Ben Sherman have a new creative director who seems to have a strong, cohesive vision for the brand as well as the gumption to really push change forward. The new website is looking pretty good, the imagery is modern and the functionality is there.

In addition to the new website there are new flagship stores in London. I went to the one on Carnaby St for a bit of a nosey around.

The staff were really friendly, the shirt bar was a novel idea, but not one that is going to date terribly quickly which is a positive. The shop fit made me think of an abattoir or something similar. I know that sounds stupid, but I feel like it’s their way of nodding towards the Meat Packing District in New York with all the wipe clean tiles and the broad and sturdy looking wooden tables. I’ve never been, but it sounds a bit like the Shoreditch of NYC, but perhaps a bit more genuine. That notion also fits really well with their ‘Englishman in New York’ campaign. They are definitely going for that nostalgic vibe which harks back to the industrialism, working class and urban grittiness of the brands history (pray overlook the Debenhams and TK Maxx era of 5XL printed t-shirts turning up in the bargain bin) as well as the strong links between the states and London. A deal of inspiration also seems to have been pulled from stores like Hostem, DSM and Couverture and The Garb Store in that they have a de-constructed, borrowed and distressed look to them, except they don’t. They are very considered, polished and carefully executed. No matter how much rugged old shit, super cool vintage trunks or retro imagery you’ve managed to get your paws on, you’re shop fit isn’t going to look good unless it has a strong theme, strong aesthetic and a strong creative direction. Ben Sherman, you succeeded here.

The product in store was looking pretty strong, very much the chinos, Oxford, chunky knit and sturdy shoe/boot look, which was on trend for AW11. There is still some of the same old crap like the revolting PU flight bags, but I suppose they are a necessary evil for a brand that has to be commercial and bring home the dollars. I liked the new ticketing, however I took exception to the ‘Designed in London’ slogan. I wasn’t born yesterday, loads of crap is designed in London every day and then the production is outsourced to the Far East and your wool-blend cardigan is no different so don’t try and kid me on.

They have just dropped their pre-SS12 collection and a stand out piece is their cotton crew neck knitted sweater. I like the neckline, it looks a little higher than a standard crew neck, a bit more ‘fisherman’ inspired with the textured detailing and thick ribbing.

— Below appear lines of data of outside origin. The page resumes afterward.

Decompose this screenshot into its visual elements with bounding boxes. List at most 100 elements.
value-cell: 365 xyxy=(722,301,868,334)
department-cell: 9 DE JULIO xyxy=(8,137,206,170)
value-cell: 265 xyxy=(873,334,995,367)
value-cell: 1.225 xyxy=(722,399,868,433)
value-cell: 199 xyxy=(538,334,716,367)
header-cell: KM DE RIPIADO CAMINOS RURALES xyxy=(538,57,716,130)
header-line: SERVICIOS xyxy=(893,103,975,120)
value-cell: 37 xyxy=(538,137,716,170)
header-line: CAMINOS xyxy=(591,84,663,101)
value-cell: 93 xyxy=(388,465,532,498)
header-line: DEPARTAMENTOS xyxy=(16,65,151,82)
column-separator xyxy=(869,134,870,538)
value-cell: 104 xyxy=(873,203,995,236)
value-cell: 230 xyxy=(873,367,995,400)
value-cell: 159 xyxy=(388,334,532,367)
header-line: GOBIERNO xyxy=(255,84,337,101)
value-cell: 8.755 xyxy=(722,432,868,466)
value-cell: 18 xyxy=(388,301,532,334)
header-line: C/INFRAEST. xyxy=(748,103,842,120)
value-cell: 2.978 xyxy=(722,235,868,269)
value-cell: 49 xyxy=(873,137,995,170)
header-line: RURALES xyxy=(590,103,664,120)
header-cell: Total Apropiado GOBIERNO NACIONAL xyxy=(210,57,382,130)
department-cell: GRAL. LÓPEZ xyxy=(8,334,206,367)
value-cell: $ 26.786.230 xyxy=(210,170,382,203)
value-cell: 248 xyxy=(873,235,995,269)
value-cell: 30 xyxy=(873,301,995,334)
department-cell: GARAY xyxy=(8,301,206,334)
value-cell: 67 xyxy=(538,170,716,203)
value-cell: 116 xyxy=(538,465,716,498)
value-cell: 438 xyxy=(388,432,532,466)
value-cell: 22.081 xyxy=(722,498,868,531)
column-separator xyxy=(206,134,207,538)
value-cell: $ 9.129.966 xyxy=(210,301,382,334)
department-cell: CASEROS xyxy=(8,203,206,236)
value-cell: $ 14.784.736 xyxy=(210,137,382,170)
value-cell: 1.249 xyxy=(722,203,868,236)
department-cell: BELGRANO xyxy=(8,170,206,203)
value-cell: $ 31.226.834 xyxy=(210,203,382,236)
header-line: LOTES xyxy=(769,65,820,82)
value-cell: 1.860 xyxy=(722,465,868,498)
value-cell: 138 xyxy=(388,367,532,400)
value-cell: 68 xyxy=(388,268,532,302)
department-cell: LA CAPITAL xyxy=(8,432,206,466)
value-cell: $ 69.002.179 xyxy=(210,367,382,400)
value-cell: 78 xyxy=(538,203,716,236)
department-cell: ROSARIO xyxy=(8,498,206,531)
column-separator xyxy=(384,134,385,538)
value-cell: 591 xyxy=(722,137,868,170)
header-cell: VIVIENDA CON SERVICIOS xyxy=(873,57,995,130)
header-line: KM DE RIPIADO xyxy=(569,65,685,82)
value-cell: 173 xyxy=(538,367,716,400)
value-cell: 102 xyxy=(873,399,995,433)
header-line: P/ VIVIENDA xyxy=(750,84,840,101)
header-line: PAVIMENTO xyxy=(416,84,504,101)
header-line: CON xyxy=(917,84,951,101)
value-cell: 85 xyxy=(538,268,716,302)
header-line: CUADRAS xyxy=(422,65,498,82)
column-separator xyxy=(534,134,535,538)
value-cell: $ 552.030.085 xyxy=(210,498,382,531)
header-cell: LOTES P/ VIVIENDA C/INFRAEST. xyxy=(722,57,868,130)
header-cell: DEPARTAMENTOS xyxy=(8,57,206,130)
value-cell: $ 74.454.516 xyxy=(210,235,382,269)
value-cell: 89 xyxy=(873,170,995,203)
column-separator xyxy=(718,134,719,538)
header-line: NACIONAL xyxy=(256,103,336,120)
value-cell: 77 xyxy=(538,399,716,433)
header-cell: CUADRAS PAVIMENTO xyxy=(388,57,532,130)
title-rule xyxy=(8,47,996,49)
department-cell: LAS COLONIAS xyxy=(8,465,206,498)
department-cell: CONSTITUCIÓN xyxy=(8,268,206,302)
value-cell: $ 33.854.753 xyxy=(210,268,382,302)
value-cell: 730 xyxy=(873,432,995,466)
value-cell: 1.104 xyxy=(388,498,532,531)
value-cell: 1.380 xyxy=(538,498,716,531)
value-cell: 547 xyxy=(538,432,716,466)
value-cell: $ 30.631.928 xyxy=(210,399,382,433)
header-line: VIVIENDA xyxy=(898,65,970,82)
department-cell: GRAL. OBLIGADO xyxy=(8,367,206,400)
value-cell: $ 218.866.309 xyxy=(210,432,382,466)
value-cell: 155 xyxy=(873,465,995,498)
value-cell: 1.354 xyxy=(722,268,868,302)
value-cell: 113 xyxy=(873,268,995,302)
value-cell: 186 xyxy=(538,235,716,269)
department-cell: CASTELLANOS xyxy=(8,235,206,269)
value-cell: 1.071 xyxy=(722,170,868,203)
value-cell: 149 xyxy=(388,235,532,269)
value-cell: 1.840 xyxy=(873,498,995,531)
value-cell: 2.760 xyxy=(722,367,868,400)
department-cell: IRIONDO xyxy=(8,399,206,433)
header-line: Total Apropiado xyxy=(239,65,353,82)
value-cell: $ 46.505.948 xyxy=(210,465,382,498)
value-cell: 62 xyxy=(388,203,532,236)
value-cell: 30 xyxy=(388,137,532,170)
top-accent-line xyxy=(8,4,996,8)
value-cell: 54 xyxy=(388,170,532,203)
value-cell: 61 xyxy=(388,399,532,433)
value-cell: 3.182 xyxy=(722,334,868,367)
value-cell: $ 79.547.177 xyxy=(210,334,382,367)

After what appears to be a pretty successful overhaul, I’m predicting bigger and better things from Ben Sherman as the seasons go on.

Yesterday the above landed in my inbox.

It caused me great offence. This is the second email I’ve had from Hollister that has made me wince with distain and discomfort at their marketing strategy which appears to be: ‘whore out pre-pubescent teenage boys in exchange for an unbearably inflated ego and a few quid in an attempt to drive the rabid hoards of slavering girls to distraction hence putting their boyfriends into a jealous decline so that they feel their only hope is to buy Hollister to emulate said badly airbrushed, fake tanned, ‘noughties’ highlighted, pre-pubescent, Hollister model. The girls will then proceed to deck themselves out in the brand because you simply aren’t going to snare yourself a Hollister dude, without being a head to toe Hollister Betty!’

There must be a string of guys round the block who actually like Hollister enough, have been on the protein shakes, queuing up, ready and raring to demean themselves by standing shirtless in a shopping centre pretending to be a ‘hot lifeguard’. I’m baffled. Instead of the expected revulsion and cynical reaction the kids now days are actually lapping this shit up! Or are they?

We’ll it must be working to an extent for the brand as they haven’t revised their strategy and seem to have an  abundance of money to throw into their shop fits which, at least from the outside, look pretty impressive. Once, I hasten to admit, I even thought about popping in to check the place out, however after their recent online campaign, with its faint whiff of paedophilia, I think I’ll be steering well clear and leaving it to the 13 year olds.